CHURCHES in Wales are holding services today and at the weekend to commemorate the 50th anniversary of the Aberfan disaster, in which 116 children and 28 adults died when slurry from a hillside coal-heap slid on to the village, burying classrooms at Pantglas Junior School.
The annual service and wreath-laying ceremony will take place at Aberfan Bryntaf cemetery memorial at 9.15 a.m. — the slip engulfed the school at 9.13 a.m. on 21 October 1966 — and a further service will be held at St Mary and the Holy Innocents, Nixonville, Merthyr Vale, at 7 p.m. The Methodist minister who covered the Aberfan area at the time, the Revd Irving Penberthy, is to preach. St David’s, Merthyr, is to be open from 10 a.m.-4 p.m. today for prayer or quiet reflection.

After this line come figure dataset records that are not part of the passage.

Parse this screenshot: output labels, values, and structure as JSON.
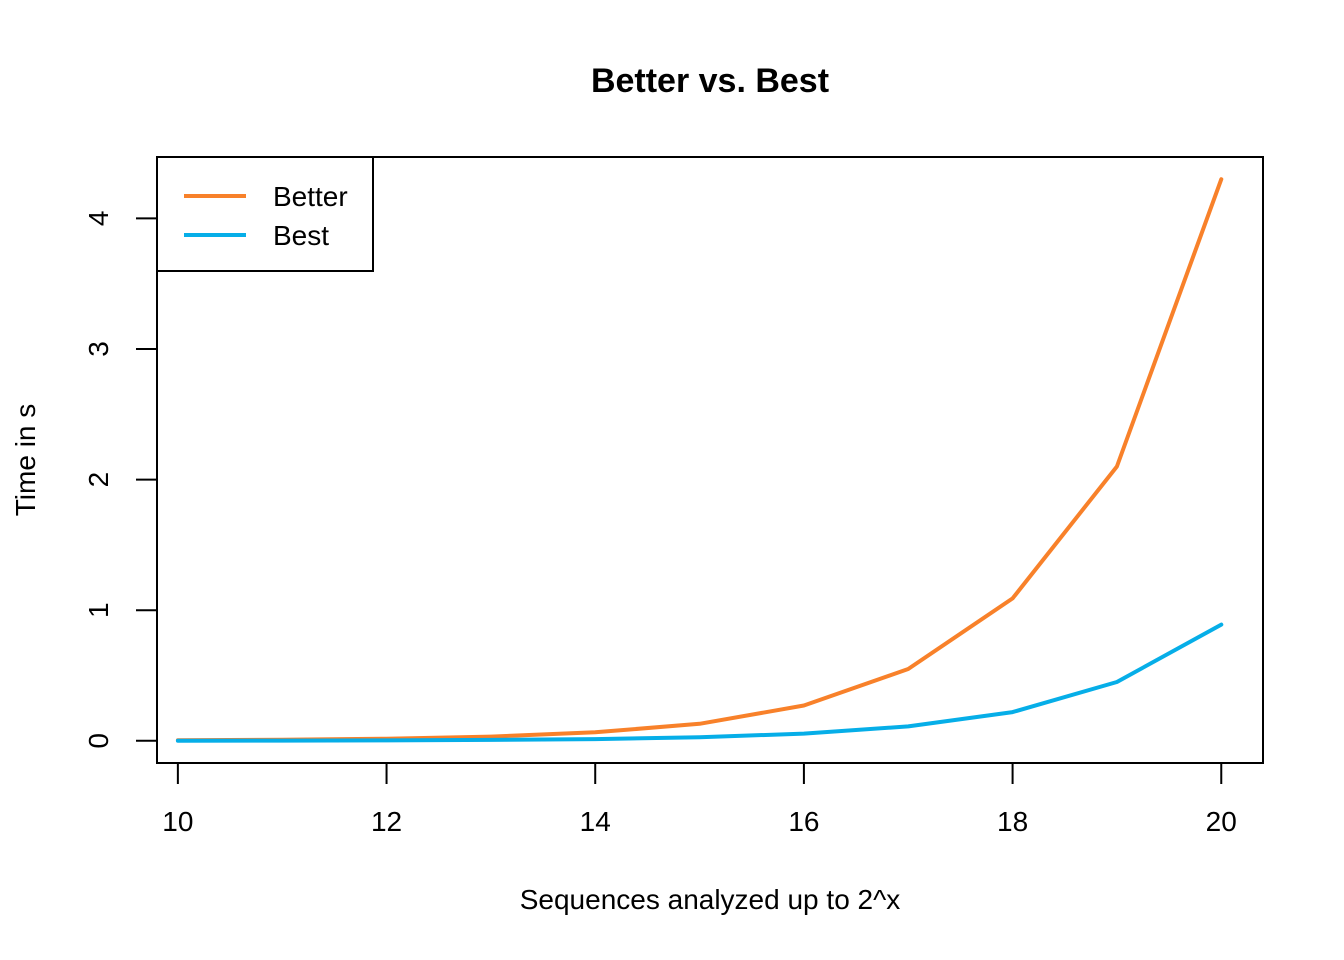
{
  "chart_data": {
    "type": "line",
    "title": "Better vs. Best",
    "xlabel": "Sequences analyzed up to 2^x",
    "ylabel": "Time in s",
    "x": [
      10,
      11,
      12,
      13,
      14,
      15,
      16,
      17,
      18,
      19,
      20
    ],
    "xlim": [
      9.8,
      20.4
    ],
    "ylim": [
      -0.17,
      4.47
    ],
    "x_ticks": [
      10,
      12,
      14,
      16,
      18,
      20
    ],
    "y_ticks": [
      0,
      1,
      2,
      3,
      4
    ],
    "grid": false,
    "legend_position": "top-left",
    "series": [
      {
        "name": "Better",
        "color": "#F8812A",
        "values": [
          0.004,
          0.008,
          0.016,
          0.032,
          0.065,
          0.13,
          0.27,
          0.55,
          1.09,
          2.1,
          4.3
        ]
      },
      {
        "name": "Best",
        "color": "#06AEE8",
        "values": [
          0.0008,
          0.0016,
          0.0033,
          0.0066,
          0.013,
          0.027,
          0.055,
          0.11,
          0.22,
          0.45,
          0.89
        ]
      }
    ]
  }
}
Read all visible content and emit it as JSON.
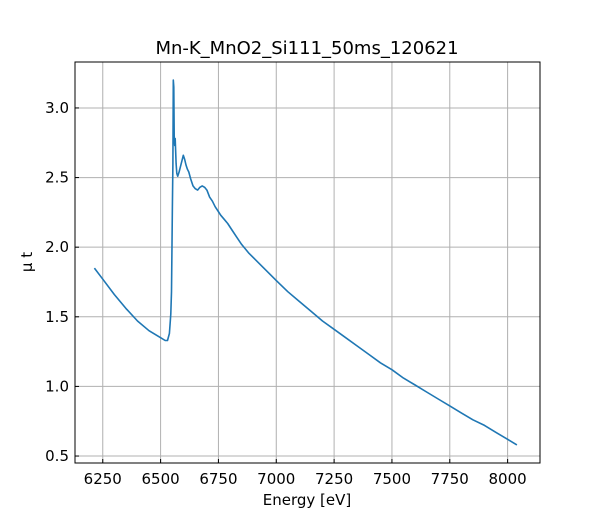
{
  "chart_data": {
    "type": "line",
    "title": "Mn-K_MnO2_Si111_50ms_120621",
    "xlabel": "Energy [eV]",
    "ylabel": "μ t",
    "xlim": [
      6130,
      8140
    ],
    "ylim": [
      0.45,
      3.33
    ],
    "xticks": [
      6250,
      6500,
      6750,
      7000,
      7250,
      7500,
      7750,
      8000
    ],
    "yticks": [
      0.5,
      1.0,
      1.5,
      2.0,
      2.5,
      3.0
    ],
    "xtick_labels": [
      "6250",
      "6500",
      "6750",
      "7000",
      "7250",
      "7500",
      "7750",
      "8000"
    ],
    "ytick_labels": [
      "0.5",
      "1.0",
      "1.5",
      "2.0",
      "2.5",
      "3.0"
    ],
    "grid": true,
    "legend": null,
    "series": [
      {
        "color": "#1f77b4",
        "x": [
          6214,
          6250,
          6300,
          6350,
          6400,
          6450,
          6500,
          6520,
          6530,
          6538,
          6541,
          6544,
          6547,
          6549,
          6551,
          6553,
          6555,
          6557,
          6559,
          6561,
          6563,
          6565,
          6567,
          6570,
          6574,
          6580,
          6586,
          6592,
          6598,
          6604,
          6610,
          6616,
          6622,
          6630,
          6640,
          6650,
          6660,
          6670,
          6680,
          6690,
          6700,
          6712,
          6724,
          6736,
          6748,
          6760,
          6775,
          6790,
          6810,
          6830,
          6850,
          6880,
          6910,
          6940,
          6970,
          7000,
          7050,
          7100,
          7150,
          7200,
          7250,
          7300,
          7350,
          7400,
          7450,
          7500,
          7550,
          7600,
          7650,
          7700,
          7750,
          7800,
          7850,
          7900,
          7950,
          8000,
          8040
        ],
        "y": [
          1.85,
          1.77,
          1.66,
          1.56,
          1.47,
          1.4,
          1.35,
          1.33,
          1.33,
          1.38,
          1.45,
          1.52,
          1.68,
          1.95,
          2.3,
          2.6,
          3.2,
          3.15,
          2.8,
          2.73,
          2.78,
          2.7,
          2.6,
          2.53,
          2.51,
          2.54,
          2.58,
          2.62,
          2.66,
          2.63,
          2.59,
          2.56,
          2.54,
          2.49,
          2.44,
          2.42,
          2.41,
          2.43,
          2.44,
          2.43,
          2.41,
          2.36,
          2.33,
          2.29,
          2.26,
          2.23,
          2.2,
          2.17,
          2.12,
          2.07,
          2.02,
          1.96,
          1.91,
          1.86,
          1.81,
          1.76,
          1.68,
          1.61,
          1.54,
          1.47,
          1.41,
          1.35,
          1.29,
          1.23,
          1.17,
          1.12,
          1.06,
          1.01,
          0.96,
          0.91,
          0.86,
          0.81,
          0.76,
          0.72,
          0.67,
          0.62,
          0.58
        ]
      }
    ]
  }
}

Yesterday, the Assistant Bishop of Llandaff, the Rt Revd David Wilbourne, addressed a remembrance service at St David’s, Merthyr Tydfil. Music was sung by the Ynysowen Male Choir, formed a couple of years after the disaster as a means to help men and the village community recover.
In his sermon, Bishop Wilbourne recalled that the Rt Revd Glyn Simon, the then Bishop of Llandaff and future Archbishop of Wales, immediately blamed the Coal Board for negligence concerning coal tips in the area. The Board’s chairman, Lord Robens, called for Bishop Simon’s resignation, threatening him with defamation.
The First Minister of Wales, Carwen Jones, told the Senedd on Wednesday that Aberfan changed Wales for ever. He said that people had known the danger of mining, “but they didn’t realise that the price would be so extortionate. Who would have thought that coal could take the lives of children, so suddenly and above the ground?”
“We offer support and I hope some comfort as [people] deal with the memories of that day, when winter darkness came early to the people of Aberfan.”
The Labour AM for Merthyr Tydfil and Rhymney, Dawn Bowden, said: “What happened that day shows us [that] the price of coal in a place whose only reason for existence was to dig for it, was too great a price for any community to pay.
“But coal had also created these mining communities whose values of solidarity, comradeship, and community spirit were rarely seen elsewhere.” Assembly Members held a minute’s silence.
Immediately after the disaster struck, Bishop Simon — who himself had lost a child in infancy — cleared his diary, and visited every bereaved home, and had a cup of tea around the hearth of each grieving parent, Bishop Wilbourne said.
In addition, “prompted by the Vicar of Aberfan, Glyn Simon also issued a rare archiepiscopal decree that, when Aberfan’s church was eventually rebuilt, it was to be a new double dedication: to Mary, Mother of Our Lord and All Holy Innocents.”
A half-muffled peal is to be rung at Llandaff Cathedral on Sunday before the 11 a.m. and 3.30 p.m. services.